Siyaset MHP ‘Evet’i 17 başlıkta anlatacak

MHP ‘Evet’i 17 başlıkta anlatacak

03.03.2017 - 02:30 | Son Güncellenme:

MHP, referandumda “evet” kampanyasını 17 şifre üzerine kurdu. Kampanya kitapçığı ve broşürlerde 17 ayrı başlıkta anayasa değişikliğinin gerekçeleri anlatılıyor. En önemli başlık ise milli devleti parçalayan özerklik ve federasyonun önüne geçildiği, üniter milli devletin garantiye alındığı vurgusu.
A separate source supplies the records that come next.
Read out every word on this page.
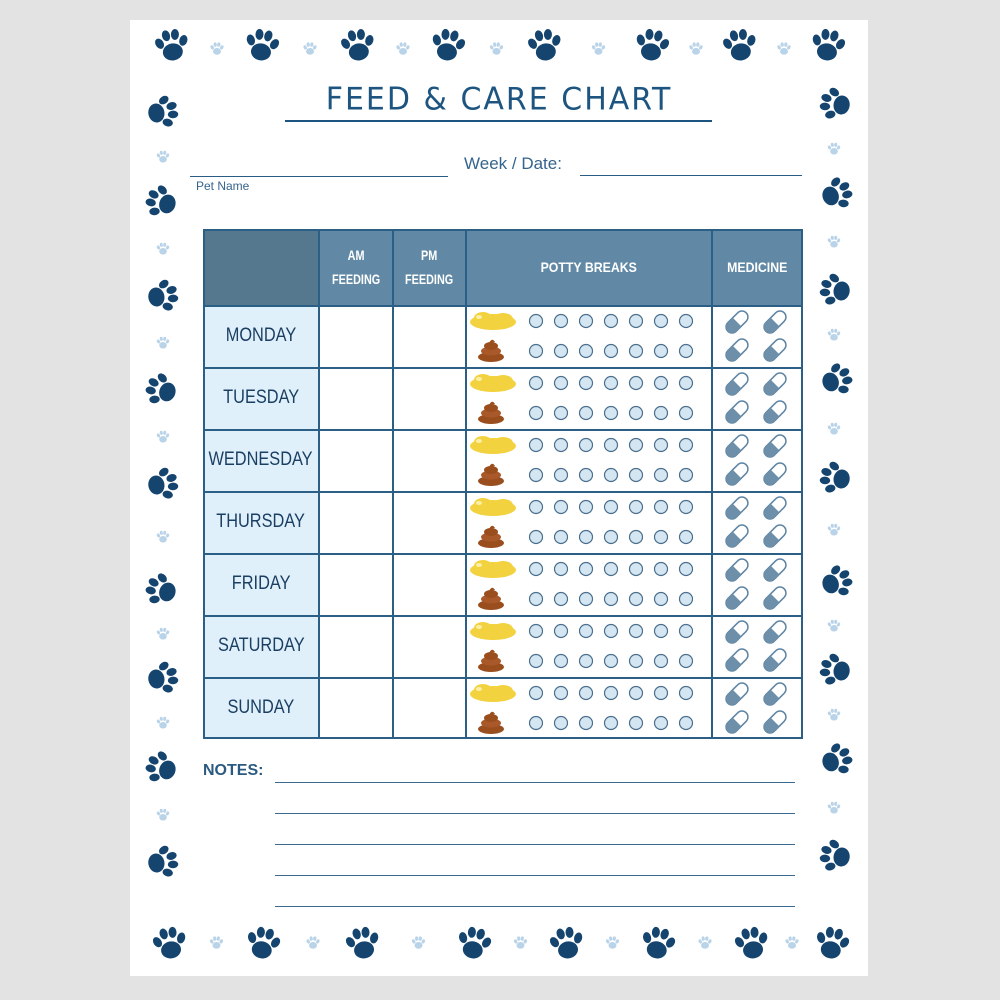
FEED & CARE CHART
Pet Name
Week / Date:
AM
FEEDING
PM
FEEDING
POTTY BREAKS	MEDICINE
MONDAY
TUESDAY
WEDNESDAY
THURSDAY
FRIDAY
SATURDAY
SUNDAY
NOTES:
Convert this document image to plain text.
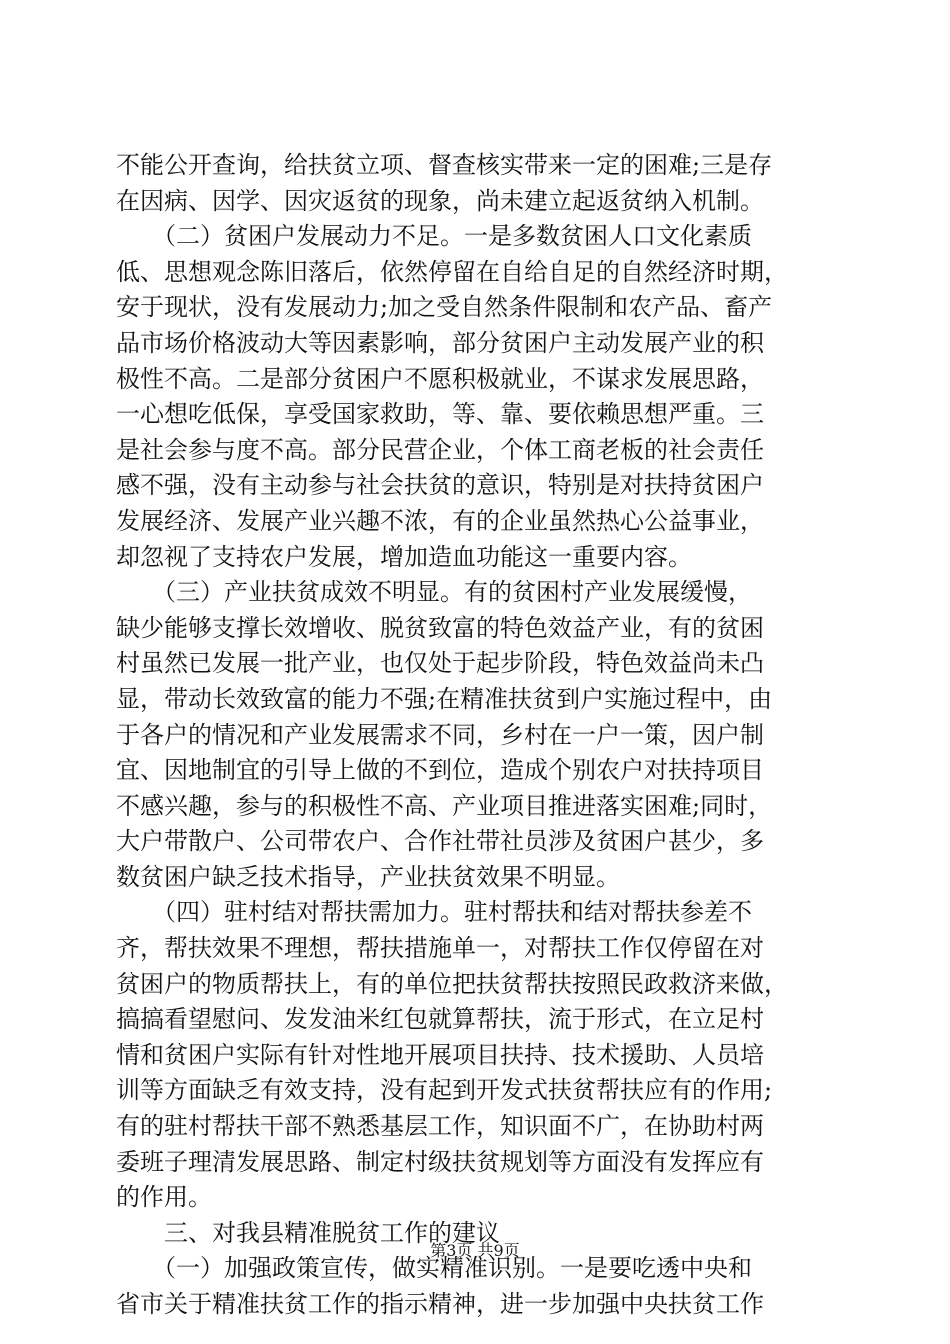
不能公开查询，给扶贫立项、督查核实带来一定的困难;三是存
在因病、因学、因灾返贫的现象，尚未建立起返贫纳入机制。
　　（二）贫困户发展动力不足。一是多数贫困人口文化素质
低、思想观念陈旧落后，依然停留在自给自足的自然经济时期，
安于现状，没有发展动力;加之受自然条件限制和农产品、畜产
品市场价格波动大等因素影响，部分贫困户主动发展产业的积
极性不高。二是部分贫困户不愿积极就业，不谋求发展思路，
一心想吃低保，享受国家救助，等、靠、要依赖思想严重。三
是社会参与度不高。部分民营企业，个体工商老板的社会责任
感不强，没有主动参与社会扶贫的意识，特别是对扶持贫困户
发展经济、发展产业兴趣不浓，有的企业虽然热心公益事业，
却忽视了支持农户发展，增加造血功能这一重要内容。
　　（三）产业扶贫成效不明显。有的贫困村产业发展缓慢，
缺少能够支撑长效增收、脱贫致富的特色效益产业，有的贫困
村虽然已发展一批产业，也仅处于起步阶段，特色效益尚未凸
显，带动长效致富的能力不强;在精准扶贫到户实施过程中，由
于各户的情况和产业发展需求不同，乡村在一户一策，因户制
宜、因地制宜的引导上做的不到位，造成个别农户对扶持项目
不感兴趣，参与的积极性不高、产业项目推进落实困难;同时，
大户带散户、公司带农户、合作社带社员涉及贫困户甚少，多
数贫困户缺乏技术指导，产业扶贫效果不明显。
　　（四）驻村结对帮扶需加力。驻村帮扶和结对帮扶参差不
齐，帮扶效果不理想，帮扶措施单一，对帮扶工作仅停留在对
贫困户的物质帮扶上，有的单位把扶贫帮扶按照民政救济来做，
搞搞看望慰问、发发油米红包就算帮扶，流于形式，在立足村
情和贫困户实际有针对性地开展项目扶持、技术援助、人员培
训等方面缺乏有效支持，没有起到开发式扶贫帮扶应有的作用;
有的驻村帮扶干部不熟悉基层工作，知识面不广，在协助村两
委班子理清发展思路、制定村级扶贫规划等方面没有发挥应有
的作用。
　　三、对我县精准脱贫工作的建议
　　（一）加强政策宣传，做实精准识别。一是要吃透中央和
省市关于精准扶贫工作的指示精神，进一步加强中央扶贫工作
第3页 共9页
MHP ‘Evet’i 17 başlıkta anlatacak

MHP bugünden itibaren tüm teşkilatlara dağıtılacak broşür ve kitapçıklarda, “Millet için devlet için Türkiye için evet” ile “Bu ülke için yeminimiz var, vazgeçilmez” sloganlarına yer verdi. “MHP politikalarına sahip çıkmıştır” denilen broşürde anayasa değişikliği şu 17 başlıkta anlatıldı:

Haberin Devamı

Üniter devlet garantisi

- Anayasada demokratik, laik, sosyal ve hukuk devleti olan cumhuriyet vardır.
- Bölünmez bir bütün olan Türk milletinin ilelebet bağımsız kalacağının teminatı vardır.
- Devleti ve milletiyle bölünmez bir bütün olan üniter milli devletin garantisi vardır.
- Millet ve devleti milli çıkarlar temelinde buluşturan, ülkenin teminatı MHP’nin silinmez mührü vardır.
- Ancak; cumhuriyetimizin temel ilkeleriyle çatışma yoktur.
- İlk dört maddeyi değiştirmeye yönelik girişimler yoktur.
- Anayasaya uymayan yöneticilerin sorumsuz kalması yoktur.
- Keyfî yönetime cevaz verecek bir düzensizlik yoktur.
- Yönetenlerin işledikleri suçlardan cezasız kalması yoktur.
- Millî devleti parçalayan özerklik/federasyon yoktur.
- Türkçeden başka bir dile resmiyet kazandırılması yoktur.
- Türkçeden başka bir dilde eğitim yoktur.
- Türk’ün anayasasından, “Türk’ün adını çıkarma girişimi yoktur.
- Türk milletinin içinden ayrı bir “millet” inşâ etme girişimi yoktur.
- Terör örgütüyle pazarlık, teröriste af, teröre taviz yoktur.
- Terörist başı bebek katiline özgürlük yoktur.
- Paralel devlet yapılanmasına yer yoktur.

Haberin Devamı

Parlamenter sistem normları kalmadı

Broşürde, “bu reforma neden ihtiyaç duyulmuştur” denilerek şu ifadelere yer verildi:

“1982 Anayasası’nın barındırdığı ‘darbe ruhu’, bugüne dek yapılan 18 değişikliğe rağmen giderilememiştir. Parlamenter sistemlerde sembolik yetkileri olması gereken Cumhurbaşkanı, Türkiye’de çok geniş yetkilerle donatılmış, yürütme iki güçlü organ tarafından yerine getirilmeye başlanmıştır. İki başlı yapının siyasî sorumluluk taşıyan tarafı olan Başbakan’ın Meclis önünde hesap verebilmesi düzenlenmişse de Cumhurbaşkanı sadece, ‘vatana ihanet’ ile sorumlu tutulmuştur. Cumhurbaşkanı’nın, ancak Meclis’in dörtte üç çoğunluğu ile Yüce Divan’a gönderilmesi öngörülmüş, adeta sorumsuz bir Cumhurbaşkanı oluşturulmuştur. Cumhurbaşkanlarının ‘tarafsızlığı’, parti üyeliğinin kâğıt üzerinde sona ermesinden ibaret kalmıştır. Anayasadaki çarpık düzen zamanla daha da karmaşık bir hâl almıştır. 367 krizi, MHP’nin 2007 seçimleriyle TBMM’de tekrar temsil edilmeye başlamasıyla çözülebilmişse de, AKP tarafından getirilen anayasa değişikliği neticesinde Cumhurbaşkanı’nın halk tarafından seçilmeye başlanmasıyla, zaten aksayan parlamenter sistem iyice normlarından uzaklaştırılmıştır. 15 Temmuz darbe girişimi, ülkenin bekasını tehlikeye atan parlamenter sistemin son kırılma noktasını oluşturmuştur.”